A sostenerlo, la preghiera di Benedetto XVI, che ha con Francesco “un rapporto spettacolare, vero, reale, confidente e servile che c’è da anni e si consolida ora grazie a momenti ufficiali e privati (ad esempio un paio di settimane fa si sono incontrati per il pranzo), telefonate… Perché Benedetto XVI non è una statua: è un’istituzione”.

“Misericordia non significa giustificare degli errori”

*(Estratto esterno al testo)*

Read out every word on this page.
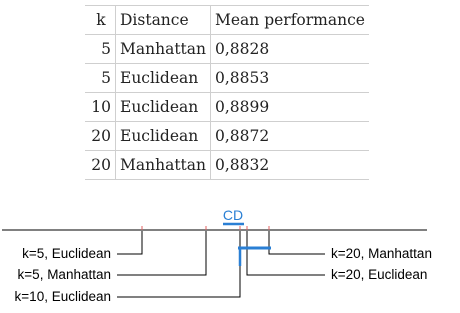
k	Distance	Mean performance
5	Manhattan	0,8828
5	Euclidean	0,8853
10	Euclidean	0,8899
20	Euclidean	0,8872
20	Manhattan	0,8832
CD
k=5, Euclidean
k=5, Manhattan
k=10, Euclidean
k=20, Manhattan
k=20, Euclidean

Infine, un appunto su quella che viene solitamente indicata come parola chiave del pontificato di Francesco: la misericordia. Non si tratta, secondo mons. Viganò, “dell’esito del pentimento, bensì della sua condizione”. La misericordia non è insomma il perdono ottenuto grazie al pentimento, bensì ciò che permette il pentimento stesso. “Il Papa allora non vuole giustificare degli errori. Al contrario, afferma semplicemente e con parole diverse ciò che già Giovanni XXIII ricordava: è indispensabile distinguere tra peccato e peccatore.”

“In quest’ottica, siamo allora chiamati da credenti a vivere la prossimità, a farci balsamo per le ferite dell’altro. Del resto Gesù ce lo dice espressamente: non sono i sani ad aver bisogno del medico, ma i malati.”